Малитерни, первостатейный насмешник и любимец маршала д'Эстре, не был обделен ни умом, ни знаниями, но ему не хватало порядка и, быть может, тонкости. Наконец, он был человек, весьма приятный в обхождении, поскольку обладал неиссякаемым весельем и хорошо знал свет. Достигнув ранга полевого маршала, в 1768 году, он женился в Неаполе на богатой наследнице, которую оставил вдовой год спустя.
На другой день после отъезда де Пийена я получил от м-ль д'Аше записку, в которой она просила, без ведома своей больной матери, зайти с ней повидаться. Я ответил, что она найдет меня в таком-то месте в такое-то время, и что там она сможет сказать мне то, что хочет.
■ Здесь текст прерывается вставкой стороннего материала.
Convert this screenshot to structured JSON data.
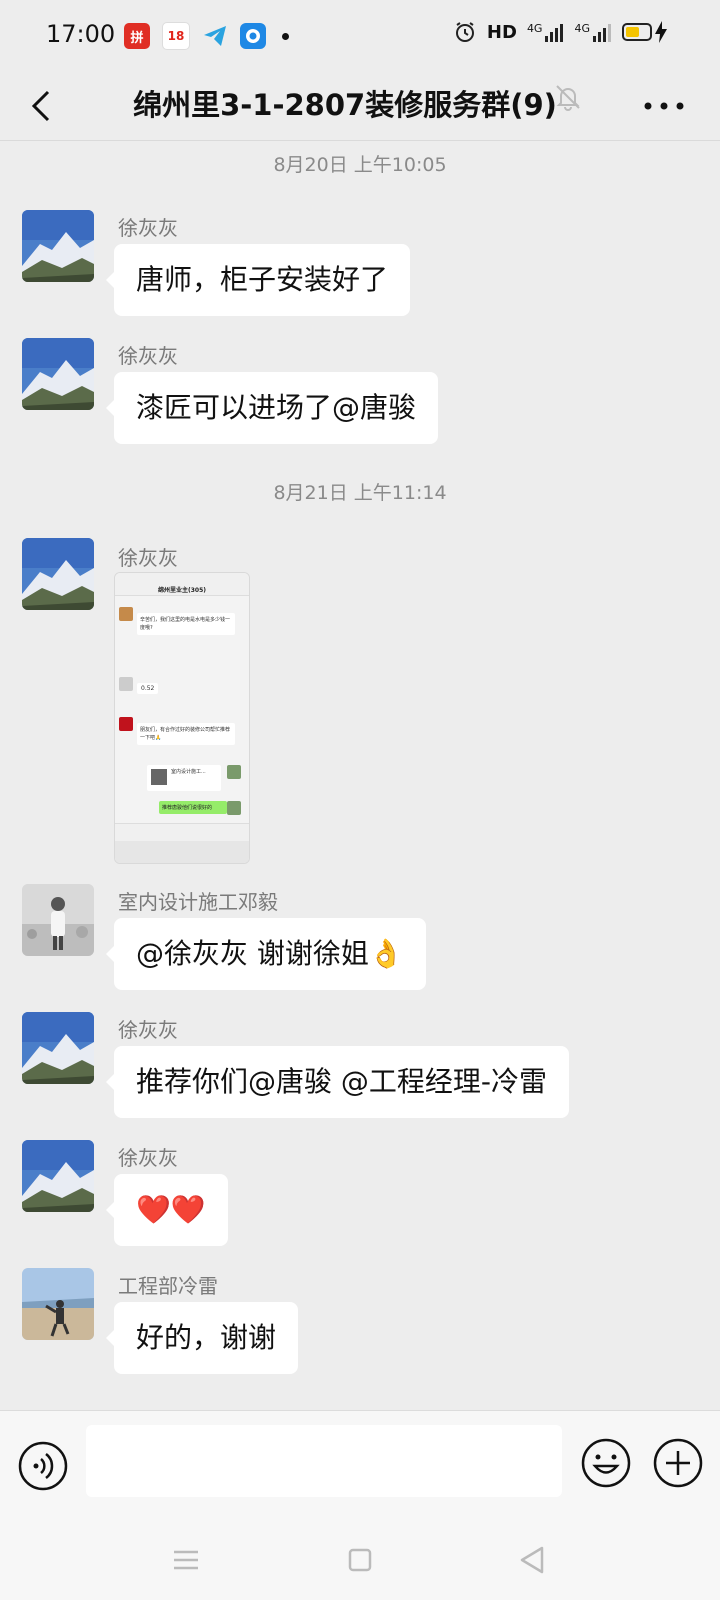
{
  "status": {
    "time": "17:00",
    "network": "HD",
    "signal1": "4G",
    "signal2": "4G",
    "app_icons": [
      {
        "icon": "pdd-app-icon",
        "color": "#e02e24",
        "glyph": "拼"
      },
      {
        "icon": "jd-app-icon",
        "color": "#e1251b",
        "glyph": "18"
      },
      {
        "icon": "telegram-icon",
        "color": "#2aa3e0",
        "glyph": "➤"
      },
      {
        "icon": "browser-app-icon",
        "color": "#1e88e5",
        "glyph": "●"
      }
    ],
    "battery_level": 0.6,
    "battery_color": "#f5c400"
  },
  "header": {
    "title": "绵州里3-1-2807装修服务群(9)"
  },
  "messages": {
    "time1": "8月20日 上午10:05",
    "time2": "8月21日 上午11:14",
    "m1": {
      "sender": "徐灰灰",
      "text": "唐师，柜子安装好了"
    },
    "m2": {
      "sender": "徐灰灰",
      "text": "漆匠可以进场了@唐骏"
    },
    "m3": {
      "sender": "徐灰灰",
      "thumb_title": "绵州里业主(305)",
      "thumb_text1": "辛苦们，我们这里的电是水电是多少钱一度哦?",
      "thumb_value": "0.52",
      "thumb_text2": "朋友们，有合作过好的装修公司帮忙推荐一下吧🙏",
      "thumb_card": "室内设计施工...",
      "thumb_reply": "推荐唐骏他们说很好的"
    },
    "m4": {
      "sender": "室内设计施工邓毅",
      "text": "@徐灰灰  谢谢徐姐👌"
    },
    "m5": {
      "sender": "徐灰灰",
      "text": "推荐你们@唐骏 @工程经理-冷雷"
    },
    "m6": {
      "sender": "徐灰灰",
      "text": "❤️❤️"
    },
    "m7": {
      "sender": "工程部冷雷",
      "text": "好的，谢谢"
    }
  },
  "input": {
    "placeholder": ""
  },
  "colors": {
    "background": "#ededed",
    "bubble": "#ffffff",
    "green_bubble": "#95ec69"
  }
}
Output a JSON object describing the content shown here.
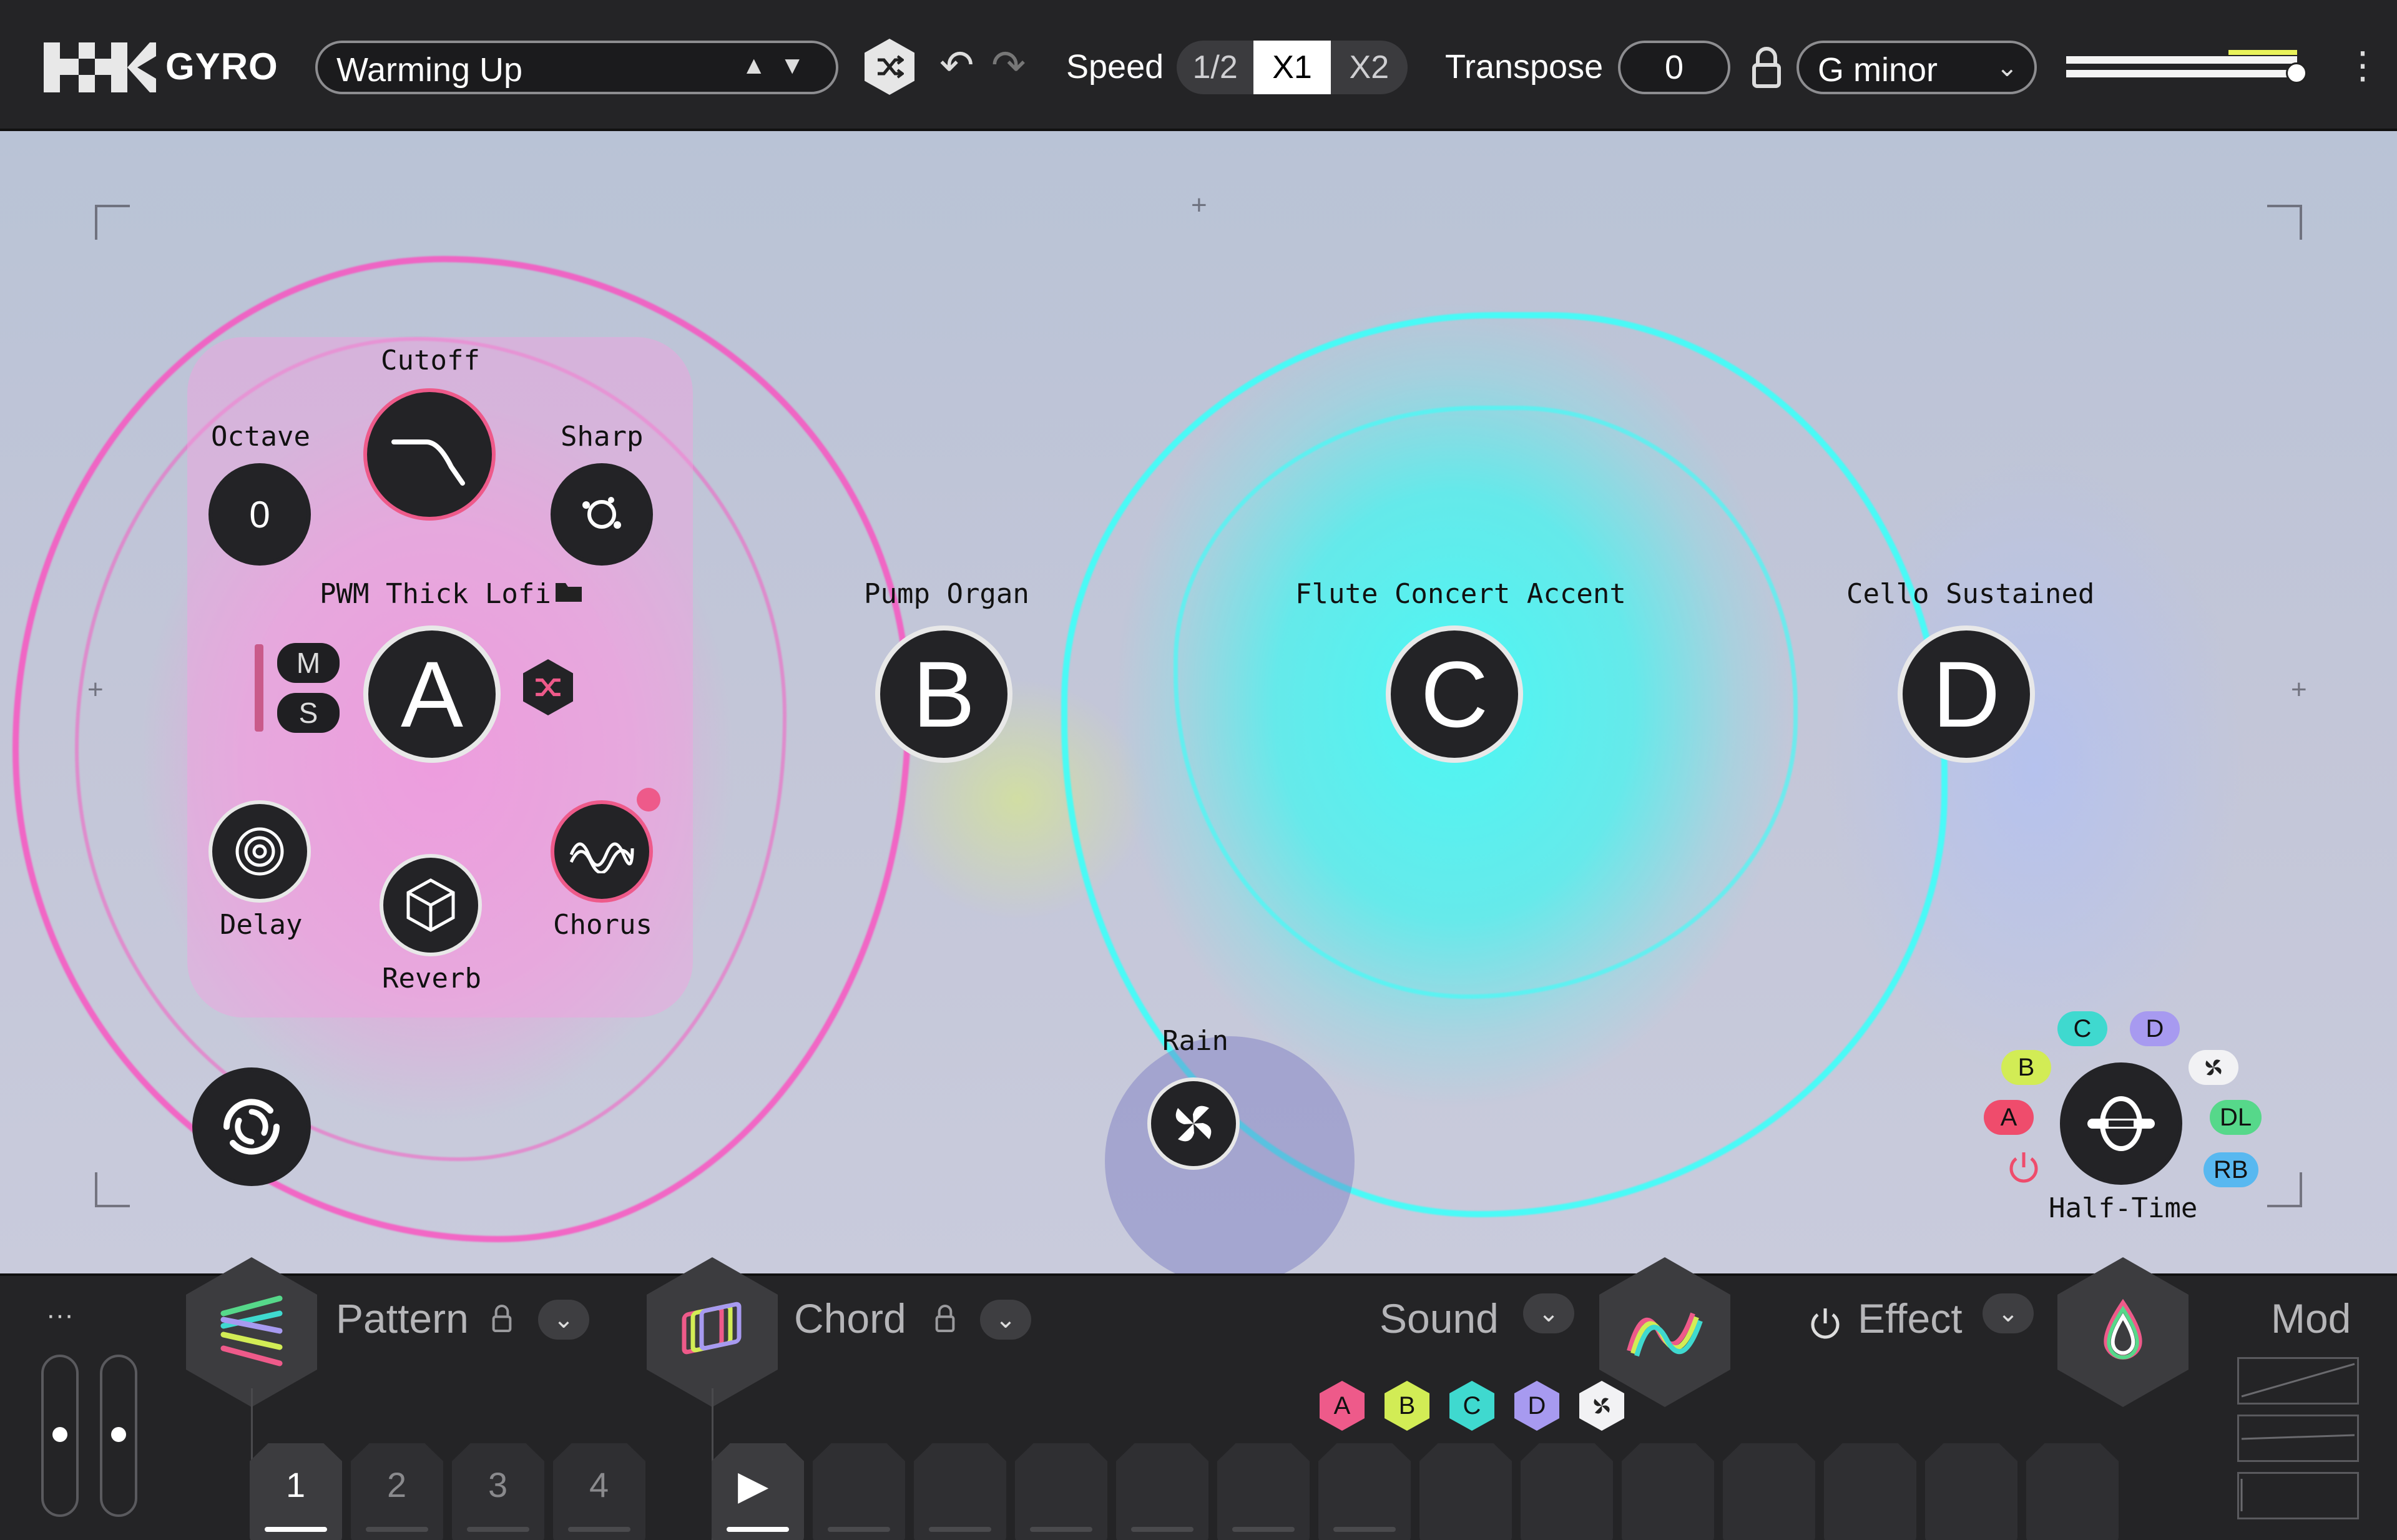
{
  "app": {
    "brand": "GYRO"
  },
  "header": {
    "preset_name": "Warming Up",
    "speed_label": "Speed",
    "speed_options": [
      "1/2",
      "X1",
      "X2"
    ],
    "transpose_label": "Transpose",
    "transpose_value": "0",
    "key": "G minor"
  },
  "layer_a": {
    "name": "PWM Thick Lofi",
    "letter": "A",
    "cutoff_label": "Cutoff",
    "octave_label": "Octave",
    "octave_value": "0",
    "sharp_label": "Sharp",
    "mute": "M",
    "solo": "S",
    "delay_label": "Delay",
    "reverb_label": "Reverb",
    "chorus_label": "Chorus"
  },
  "layers": [
    {
      "name": "Pump Organ",
      "letter": "B"
    },
    {
      "name": "Flute Concert Accent",
      "letter": "C"
    },
    {
      "name": "Cello Sustained",
      "letter": "D"
    }
  ],
  "rain": {
    "label": "Rain"
  },
  "half_time": {
    "label": "Half-Time",
    "badges": {
      "a": "A",
      "b": "B",
      "c": "C",
      "d": "D",
      "dl": "DL",
      "rb": "RB"
    }
  },
  "bottom": {
    "more": "···",
    "pattern_label": "Pattern",
    "chord_label": "Chord",
    "sound_label": "Sound",
    "effect_label": "Effect",
    "mod_label": "Mod",
    "pattern_slots": [
      "1",
      "2",
      "3",
      "4"
    ],
    "sound_targets": [
      "A",
      "B",
      "C",
      "D"
    ]
  },
  "colors": {
    "pink": "#ee5a8a",
    "cyan": "#3fd9cf",
    "lime": "#d2ec55",
    "violet": "#a79af0",
    "green": "#56d88a",
    "blue": "#58b8f0",
    "red": "#ef4c6c"
  }
}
Я встретил ее там вместе с матерью, которая пришла, несмотря на свою предполагаемую болезнь. Жалобы, слезы, упреки — ничто не было упущено. Она назвала меня своим гонителем и сказала, что отъезд де Пийена, ее единственного друга, ввергает ее в отчаяние, что она заложила все свое имущество, что у нее нет больше средств, и что я, будучи богатым, должен ей помочь, если я не последний из людей.
— Мне далеко не безразлично ваше положение, мадам, и, хотя я и не таков, как вы говорите, не могу не сказать, что вы показали себя последней из женщин, побуждая де Пийена, который, в конце концов, может быть и вполне порядочный человек, меня убить. Короче говоря, богатый или бедный, хотя я вам ничего не должен, я дам вам достаточно, чтобы выкупить ваши вещи и, быть может, сам отвезу вас в Кальмар; но надо, чтобы вы согласились прямо здесь, чтобы я изъявил вашей очаровательной дочери знаки моей любви.